Elizabeth Bell, age 14, of Grand Forks, N.D., for her question:
HAS MAN BEEN PAINTING PICTURES A LONG TIME?
Painting is a branch of the visual arts in which color is applied to various surfaces to create a representational or abstract picture or design. Mankind has been painting pictures for a long, long time. The earliest known Western paintings were executed deep within caves of southern Europe during the Paleolithic period, some 15,000 to 20,000 years ago.
The paintings still preserved on the walls of caves in Spain and southern France portray with amazing accuracy bison, horses and deer. The drawings were painted in bright colors composed of various minerals ground into powders and mixed with animal fat, egg whites, plant juices, fish glue or even blood and applied with brushes made of twigs and reeds.
The early cave paintings are believed to have been part of a magic ritual to assure successful hunting.
Then, more than 5,000 years ago, Egyptians began painting the walls of pharaohs' tombs with mythological representations and scenes of everyday activities such as hunting, fishing, farming or banqueting.
The Minoans, ancestors of the Greeks, created lively, realistic paintings on the walls of their palaces in Crete and also on pottery. This was back about 1500 B.C.
Except for a few fragments, Greek wall paintings and panels have not survived, but we do know that the early Greeks did lots of painting. They specialized in naturalistic representations of mythological scenes.

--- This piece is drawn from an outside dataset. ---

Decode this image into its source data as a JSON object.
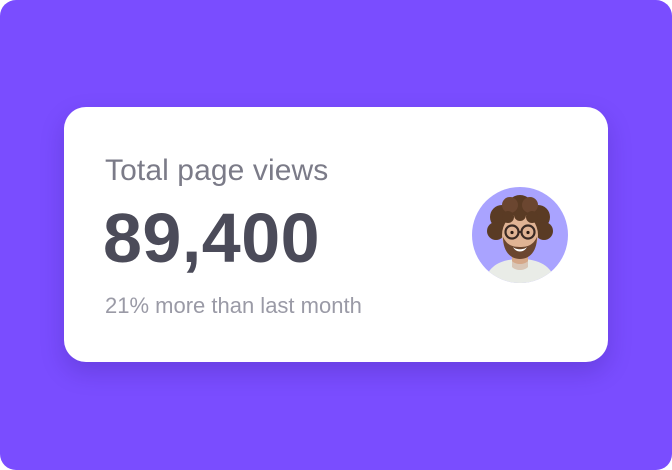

The ancient Romans decorated their villas with mosaic floors and exquisite wall frescoes portraying rituals, myths, landscapes, still life and scenes of daily activities. Using the technique known as aerial perspective, in which colors and outlines of more distant objects are softened and blurred to achieve spatial effects, Romanartists created the illusion of reality in their paintings.
Surviving Early Christian painting dates from the 3rd and 4th Centuries and consists of fresco paintings in the Roman catacombs and mosaics on the walls of churches.
The art of the Middle Ages can be categorized according to its distinctive stylistic traits. Anglo Irish art, which flourished from the 7th to the 9th Century in monasteries in various parts of the British Isles, was largely an art of intricate calligraphic designs.
During the early Gothic period, as cathedral structure gave more emphasis to windows, stained glass occupied a more prominent role in the arts than did painting. However, many paintings from this period also survived.
A mingling of the artistic traditions of northern Europe and Italyook place at the beginning of the 15th Century and is known as the Internal Gothic style. Among the many characteristics that define painting in this style is an attention to realistic detail that shows the artists acute observation of human beings and of nature.